When death comes (line 1)
This is certainly a good way of grabbing a reader's attention. The poem begins with a direct acknowledgement of mortality. And since this phrase is not only the title, but also the first line (which then gets repeated!), the poem really makes sure that we come face to face with it. That 'When' at the beginning also alerts us to the fact that death's approach is going to lead to something else – some act, desire, or train of thought.
takes all the bright coins from his purse to buy me (lines 3-4)
Aside from being an arresting image, this line sets up death as a sort of exchange. Whether the exchange is between death and the speaker (between death and each life it takes) or between death and another abstract (such as life in general) it's definitely an interesting idea. We see death personified fairly often, but usually he just takes a life. We've never seen him buy one before. Having a currency seems to suggest a system or balance. Can life buy the dead back from death, like how decomposition gives rise to new life?
I want to step through the door full of curiosity, wondering: what is it going to be like, that cottage of darkness? (lines 9-10)

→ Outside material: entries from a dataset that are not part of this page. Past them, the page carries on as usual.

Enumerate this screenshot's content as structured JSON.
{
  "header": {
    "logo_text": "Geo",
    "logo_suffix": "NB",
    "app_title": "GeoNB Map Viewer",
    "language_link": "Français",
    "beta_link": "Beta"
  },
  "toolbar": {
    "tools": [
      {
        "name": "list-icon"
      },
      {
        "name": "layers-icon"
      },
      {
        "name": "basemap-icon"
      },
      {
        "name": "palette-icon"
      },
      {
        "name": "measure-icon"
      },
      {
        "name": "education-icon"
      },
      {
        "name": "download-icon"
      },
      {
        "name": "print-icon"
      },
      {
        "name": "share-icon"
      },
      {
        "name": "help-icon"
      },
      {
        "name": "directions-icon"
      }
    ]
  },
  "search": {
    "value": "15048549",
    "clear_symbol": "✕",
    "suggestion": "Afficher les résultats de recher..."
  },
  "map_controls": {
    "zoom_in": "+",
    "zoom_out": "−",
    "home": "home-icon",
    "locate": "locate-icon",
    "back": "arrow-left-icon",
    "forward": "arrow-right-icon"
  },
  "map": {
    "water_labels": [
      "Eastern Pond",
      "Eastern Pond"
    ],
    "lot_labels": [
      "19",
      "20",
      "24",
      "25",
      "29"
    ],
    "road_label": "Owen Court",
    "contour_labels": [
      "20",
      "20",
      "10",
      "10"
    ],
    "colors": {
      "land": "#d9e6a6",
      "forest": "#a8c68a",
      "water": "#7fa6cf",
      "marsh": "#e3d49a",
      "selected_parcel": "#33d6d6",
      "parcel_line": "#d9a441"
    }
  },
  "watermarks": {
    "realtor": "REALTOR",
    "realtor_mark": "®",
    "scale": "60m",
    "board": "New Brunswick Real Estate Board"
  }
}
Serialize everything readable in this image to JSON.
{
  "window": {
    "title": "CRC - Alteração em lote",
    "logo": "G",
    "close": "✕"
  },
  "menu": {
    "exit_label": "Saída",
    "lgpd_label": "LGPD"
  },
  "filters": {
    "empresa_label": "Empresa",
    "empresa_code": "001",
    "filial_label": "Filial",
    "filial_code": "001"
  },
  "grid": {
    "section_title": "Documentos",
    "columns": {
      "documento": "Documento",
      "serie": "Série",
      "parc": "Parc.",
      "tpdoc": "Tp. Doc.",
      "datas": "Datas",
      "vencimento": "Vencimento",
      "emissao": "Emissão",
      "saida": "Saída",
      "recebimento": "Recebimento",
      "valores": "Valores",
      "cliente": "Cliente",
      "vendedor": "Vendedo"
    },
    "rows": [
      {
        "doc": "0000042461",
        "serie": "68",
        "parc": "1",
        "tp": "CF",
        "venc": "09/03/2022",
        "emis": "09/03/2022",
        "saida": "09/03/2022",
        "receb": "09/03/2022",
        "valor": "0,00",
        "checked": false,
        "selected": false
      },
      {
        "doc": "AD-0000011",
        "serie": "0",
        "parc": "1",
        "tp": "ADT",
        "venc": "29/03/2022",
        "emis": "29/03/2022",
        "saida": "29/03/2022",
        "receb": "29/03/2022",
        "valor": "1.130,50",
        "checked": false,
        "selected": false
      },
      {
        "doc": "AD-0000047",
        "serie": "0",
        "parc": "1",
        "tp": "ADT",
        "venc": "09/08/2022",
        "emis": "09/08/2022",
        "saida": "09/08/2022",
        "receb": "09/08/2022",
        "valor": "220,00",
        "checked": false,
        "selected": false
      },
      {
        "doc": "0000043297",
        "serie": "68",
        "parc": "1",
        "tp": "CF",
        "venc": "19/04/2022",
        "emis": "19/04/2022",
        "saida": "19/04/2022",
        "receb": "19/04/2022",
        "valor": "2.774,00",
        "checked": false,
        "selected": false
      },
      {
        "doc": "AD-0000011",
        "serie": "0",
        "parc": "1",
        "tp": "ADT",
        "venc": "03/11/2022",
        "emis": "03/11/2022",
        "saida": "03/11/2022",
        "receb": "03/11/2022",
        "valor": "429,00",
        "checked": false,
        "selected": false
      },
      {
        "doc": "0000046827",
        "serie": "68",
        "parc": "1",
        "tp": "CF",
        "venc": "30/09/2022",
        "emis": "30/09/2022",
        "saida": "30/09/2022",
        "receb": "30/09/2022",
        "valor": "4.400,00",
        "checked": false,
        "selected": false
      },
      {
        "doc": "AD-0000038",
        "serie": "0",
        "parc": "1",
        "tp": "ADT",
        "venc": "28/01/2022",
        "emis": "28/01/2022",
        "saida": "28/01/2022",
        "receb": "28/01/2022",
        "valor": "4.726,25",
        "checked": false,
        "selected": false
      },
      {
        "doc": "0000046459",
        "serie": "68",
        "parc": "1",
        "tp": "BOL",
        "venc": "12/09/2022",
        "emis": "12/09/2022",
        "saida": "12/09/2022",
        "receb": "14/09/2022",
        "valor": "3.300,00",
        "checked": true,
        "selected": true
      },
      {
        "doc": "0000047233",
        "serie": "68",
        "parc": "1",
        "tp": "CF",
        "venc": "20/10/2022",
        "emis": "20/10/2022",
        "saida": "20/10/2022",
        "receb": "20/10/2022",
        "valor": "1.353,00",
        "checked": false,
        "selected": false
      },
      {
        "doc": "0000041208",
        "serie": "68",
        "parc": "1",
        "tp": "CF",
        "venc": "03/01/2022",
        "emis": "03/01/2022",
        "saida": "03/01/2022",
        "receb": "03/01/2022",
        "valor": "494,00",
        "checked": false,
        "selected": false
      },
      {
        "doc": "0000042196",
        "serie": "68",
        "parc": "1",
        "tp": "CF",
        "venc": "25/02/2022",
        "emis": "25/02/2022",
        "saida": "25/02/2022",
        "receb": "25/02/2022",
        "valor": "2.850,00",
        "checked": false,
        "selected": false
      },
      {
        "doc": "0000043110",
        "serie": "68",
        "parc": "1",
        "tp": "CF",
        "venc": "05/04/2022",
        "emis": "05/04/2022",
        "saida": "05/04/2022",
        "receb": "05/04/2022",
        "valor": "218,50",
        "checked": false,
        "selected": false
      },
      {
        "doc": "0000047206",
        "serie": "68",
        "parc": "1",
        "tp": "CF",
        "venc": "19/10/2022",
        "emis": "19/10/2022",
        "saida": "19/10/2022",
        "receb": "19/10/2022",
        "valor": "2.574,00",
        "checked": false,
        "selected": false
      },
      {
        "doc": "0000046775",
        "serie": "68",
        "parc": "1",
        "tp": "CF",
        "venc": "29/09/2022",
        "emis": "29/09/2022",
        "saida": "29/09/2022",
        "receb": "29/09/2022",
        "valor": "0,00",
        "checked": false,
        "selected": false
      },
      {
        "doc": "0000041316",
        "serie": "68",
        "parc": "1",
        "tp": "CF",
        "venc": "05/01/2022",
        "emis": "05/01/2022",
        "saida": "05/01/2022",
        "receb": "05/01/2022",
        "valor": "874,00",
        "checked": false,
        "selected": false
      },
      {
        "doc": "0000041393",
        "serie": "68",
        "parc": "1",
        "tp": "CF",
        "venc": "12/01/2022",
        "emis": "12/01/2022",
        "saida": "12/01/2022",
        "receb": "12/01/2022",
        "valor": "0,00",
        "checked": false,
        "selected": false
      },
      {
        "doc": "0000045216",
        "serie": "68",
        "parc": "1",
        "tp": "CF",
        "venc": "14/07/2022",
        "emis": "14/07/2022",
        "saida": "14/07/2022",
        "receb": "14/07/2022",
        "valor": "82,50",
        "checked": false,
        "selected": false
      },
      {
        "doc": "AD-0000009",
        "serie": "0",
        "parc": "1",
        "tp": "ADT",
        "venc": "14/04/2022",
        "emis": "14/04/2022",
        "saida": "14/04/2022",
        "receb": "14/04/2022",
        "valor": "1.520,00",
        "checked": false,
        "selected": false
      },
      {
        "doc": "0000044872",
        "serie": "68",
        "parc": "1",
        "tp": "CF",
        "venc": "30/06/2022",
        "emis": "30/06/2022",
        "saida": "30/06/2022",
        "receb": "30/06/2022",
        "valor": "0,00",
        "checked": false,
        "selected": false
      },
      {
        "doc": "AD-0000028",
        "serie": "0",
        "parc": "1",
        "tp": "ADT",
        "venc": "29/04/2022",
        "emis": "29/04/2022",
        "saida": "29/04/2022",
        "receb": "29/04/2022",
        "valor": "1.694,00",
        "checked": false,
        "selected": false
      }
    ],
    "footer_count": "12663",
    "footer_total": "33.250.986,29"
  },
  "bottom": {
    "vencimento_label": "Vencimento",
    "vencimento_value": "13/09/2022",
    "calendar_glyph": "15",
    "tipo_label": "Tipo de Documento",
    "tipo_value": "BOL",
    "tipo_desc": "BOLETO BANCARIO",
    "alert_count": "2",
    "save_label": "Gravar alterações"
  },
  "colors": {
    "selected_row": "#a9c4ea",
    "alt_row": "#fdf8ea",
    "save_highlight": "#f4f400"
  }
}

We've already had some clues that our speaker has a pretty different understanding of, or approach to, death. But this line seals it. The darkness tells us that our speaker doesn't claim to know what goes on in death, but the image does give it a sort of location. We're used to thinking of death simply as an end, or as an event. Or else something that leads to heaven or hell. This line suggests that our speaker thinks it might be stranger and more mysterious than that. This is the completion of that 'When' and announces the main desire expressed in the poem: to approach the world (life and death included) with curiosity and a capacity for wonder, and without fear.